Trying to change the world through philanthropy without data on what we do is like starting a journey without compass or map. This was the recognition that led to the collaboration between Pears Foundation and the Centre for Charitable Giving and Philanthropy (CGAP) on Family Foundation Giving Trends, which presents annual data on major family foundation giving in the UK, US and Europe. Now into its fifth edition, it has clear objectives: to provide a reliable, accessible and transparent benchmark of family foundation giving and to arouse the interest of wealthy families in philanthropic activities by demonstrating what many are already doing.
So what have the data revealed? That the largest 100 family foundations in the UK are responsible for between 7 and 10 per cent of all charitable giving; that giving through family foundations has been relatively robust through recent economic turbulence compared to individual and corporate giving. Over time, the data will provide an indicator of the response of philanthropy to a prolonged downturn.
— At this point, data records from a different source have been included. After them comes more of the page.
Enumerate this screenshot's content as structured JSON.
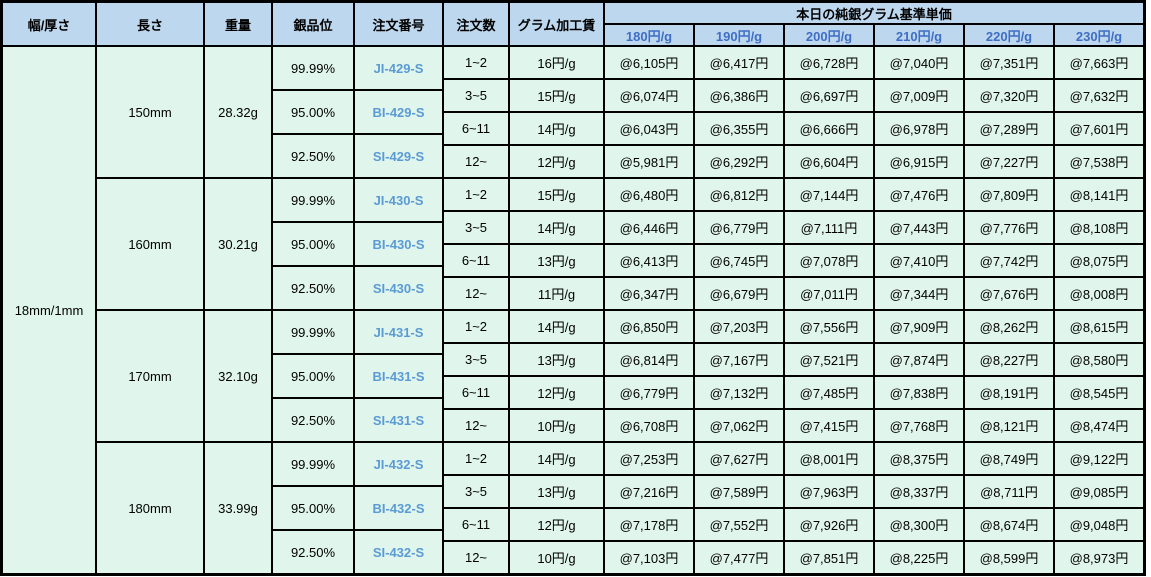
{
  "colors": {
    "border": "#000000",
    "header_bg": "#bdd7ee",
    "cell_bg": "#e0f5ec",
    "price_header_text": "#3f6ec4",
    "order_number_text": "#5b9bd5"
  },
  "table": {
    "headers": {
      "width_thickness": "幅/厚さ",
      "length": "長さ",
      "weight": "重量",
      "purity": "銀品位",
      "order_no": "注文番号",
      "order_qty": "注文数",
      "gram_fee": "グラム加工賃",
      "price_group": "本日の純銀グラム基準単価",
      "price_cols": [
        "180円/g",
        "190円/g",
        "200円/g",
        "210円/g",
        "220円/g",
        "230円/g"
      ]
    },
    "width_thickness_value": "18mm/1mm",
    "blocks": [
      {
        "length": "150mm",
        "weight": "28.32g",
        "purities": [
          {
            "purity": "99.99%",
            "order_no": "JI-429-S"
          },
          {
            "purity": "95.00%",
            "order_no": "BI-429-S"
          },
          {
            "purity": "92.50%",
            "order_no": "SI-429-S"
          }
        ],
        "rows": [
          {
            "qty": "1~2",
            "fee": "16円/g",
            "prices": [
              "@6,105円",
              "@6,417円",
              "@6,728円",
              "@7,040円",
              "@7,351円",
              "@7,663円"
            ]
          },
          {
            "qty": "3~5",
            "fee": "15円/g",
            "prices": [
              "@6,074円",
              "@6,386円",
              "@6,697円",
              "@7,009円",
              "@7,320円",
              "@7,632円"
            ]
          },
          {
            "qty": "6~11",
            "fee": "14円/g",
            "prices": [
              "@6,043円",
              "@6,355円",
              "@6,666円",
              "@6,978円",
              "@7,289円",
              "@7,601円"
            ]
          },
          {
            "qty": "12~",
            "fee": "12円/g",
            "prices": [
              "@5,981円",
              "@6,292円",
              "@6,604円",
              "@6,915円",
              "@7,227円",
              "@7,538円"
            ]
          }
        ]
      },
      {
        "length": "160mm",
        "weight": "30.21g",
        "purities": [
          {
            "purity": "99.99%",
            "order_no": "JI-430-S"
          },
          {
            "purity": "95.00%",
            "order_no": "BI-430-S"
          },
          {
            "purity": "92.50%",
            "order_no": "SI-430-S"
          }
        ],
        "rows": [
          {
            "qty": "1~2",
            "fee": "15円/g",
            "prices": [
              "@6,480円",
              "@6,812円",
              "@7,144円",
              "@7,476円",
              "@7,809円",
              "@8,141円"
            ]
          },
          {
            "qty": "3~5",
            "fee": "14円/g",
            "prices": [
              "@6,446円",
              "@6,779円",
              "@7,111円",
              "@7,443円",
              "@7,776円",
              "@8,108円"
            ]
          },
          {
            "qty": "6~11",
            "fee": "13円/g",
            "prices": [
              "@6,413円",
              "@6,745円",
              "@7,078円",
              "@7,410円",
              "@7,742円",
              "@8,075円"
            ]
          },
          {
            "qty": "12~",
            "fee": "11円/g",
            "prices": [
              "@6,347円",
              "@6,679円",
              "@7,011円",
              "@7,344円",
              "@7,676円",
              "@8,008円"
            ]
          }
        ]
      },
      {
        "length": "170mm",
        "weight": "32.10g",
        "purities": [
          {
            "purity": "99.99%",
            "order_no": "JI-431-S"
          },
          {
            "purity": "95.00%",
            "order_no": "BI-431-S"
          },
          {
            "purity": "92.50%",
            "order_no": "SI-431-S"
          }
        ],
        "rows": [
          {
            "qty": "1~2",
            "fee": "14円/g",
            "prices": [
              "@6,850円",
              "@7,203円",
              "@7,556円",
              "@7,909円",
              "@8,262円",
              "@8,615円"
            ]
          },
          {
            "qty": "3~5",
            "fee": "13円/g",
            "prices": [
              "@6,814円",
              "@7,167円",
              "@7,521円",
              "@7,874円",
              "@8,227円",
              "@8,580円"
            ]
          },
          {
            "qty": "6~11",
            "fee": "12円/g",
            "prices": [
              "@6,779円",
              "@7,132円",
              "@7,485円",
              "@7,838円",
              "@8,191円",
              "@8,545円"
            ]
          },
          {
            "qty": "12~",
            "fee": "10円/g",
            "prices": [
              "@6,708円",
              "@7,062円",
              "@7,415円",
              "@7,768円",
              "@8,121円",
              "@8,474円"
            ]
          }
        ]
      },
      {
        "length": "180mm",
        "weight": "33.99g",
        "purities": [
          {
            "purity": "99.99%",
            "order_no": "JI-432-S"
          },
          {
            "purity": "95.00%",
            "order_no": "BI-432-S"
          },
          {
            "purity": "92.50%",
            "order_no": "SI-432-S"
          }
        ],
        "rows": [
          {
            "qty": "1~2",
            "fee": "14円/g",
            "prices": [
              "@7,253円",
              "@7,627円",
              "@8,001円",
              "@8,375円",
              "@8,749円",
              "@9,122円"
            ]
          },
          {
            "qty": "3~5",
            "fee": "13円/g",
            "prices": [
              "@7,216円",
              "@7,589円",
              "@7,963円",
              "@8,337円",
              "@8,711円",
              "@9,085円"
            ]
          },
          {
            "qty": "6~11",
            "fee": "12円/g",
            "prices": [
              "@7,178円",
              "@7,552円",
              "@7,926円",
              "@8,300円",
              "@8,674円",
              "@9,048円"
            ]
          },
          {
            "qty": "12~",
            "fee": "10円/g",
            "prices": [
              "@7,103円",
              "@7,477円",
              "@7,851円",
              "@8,225円",
              "@8,599円",
              "@8,973円"
            ]
          }
        ]
      }
    ]
  }
}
These findings point to one major outcome of the project: it has helped establish family foundations as a distinct field of philanthropy in Europe, as it is in the US. More wealth managers and family offices are including family foundation philanthropy in their client advice, with examples including recent UBS initiatives and a seminar by the Institute for Family Business in the UK. The research has provided a platform to bring philanthropists such as Tom Hunter, Trevor Pears and the late Nigel Doughty together in discussion, as happened at its 2011 launch at Cass Business School. This has fostered donor networking and experience sharing while also highlighting the value of mutual learning among family donors, and a potential role for philanthropy advisers in creating appropriate networking opportunities. As one donor said: ‘it was as if I had set sail without a rudder.’
All of this depended on the project’s pioneering work in identifying family foundations and capturing data from disparate and fragmented sources. Learning from international comparison was limited because few European countries have the information available in the UK through the annual reports and accounts submitted to the Charity Commission. An important outcome, therefore, was highlighting the gaps in our knowledge. More academic research on foundations will become even more important as we move beyond individual foundation stories to a more systematic appreciation of the nature and impact of their work.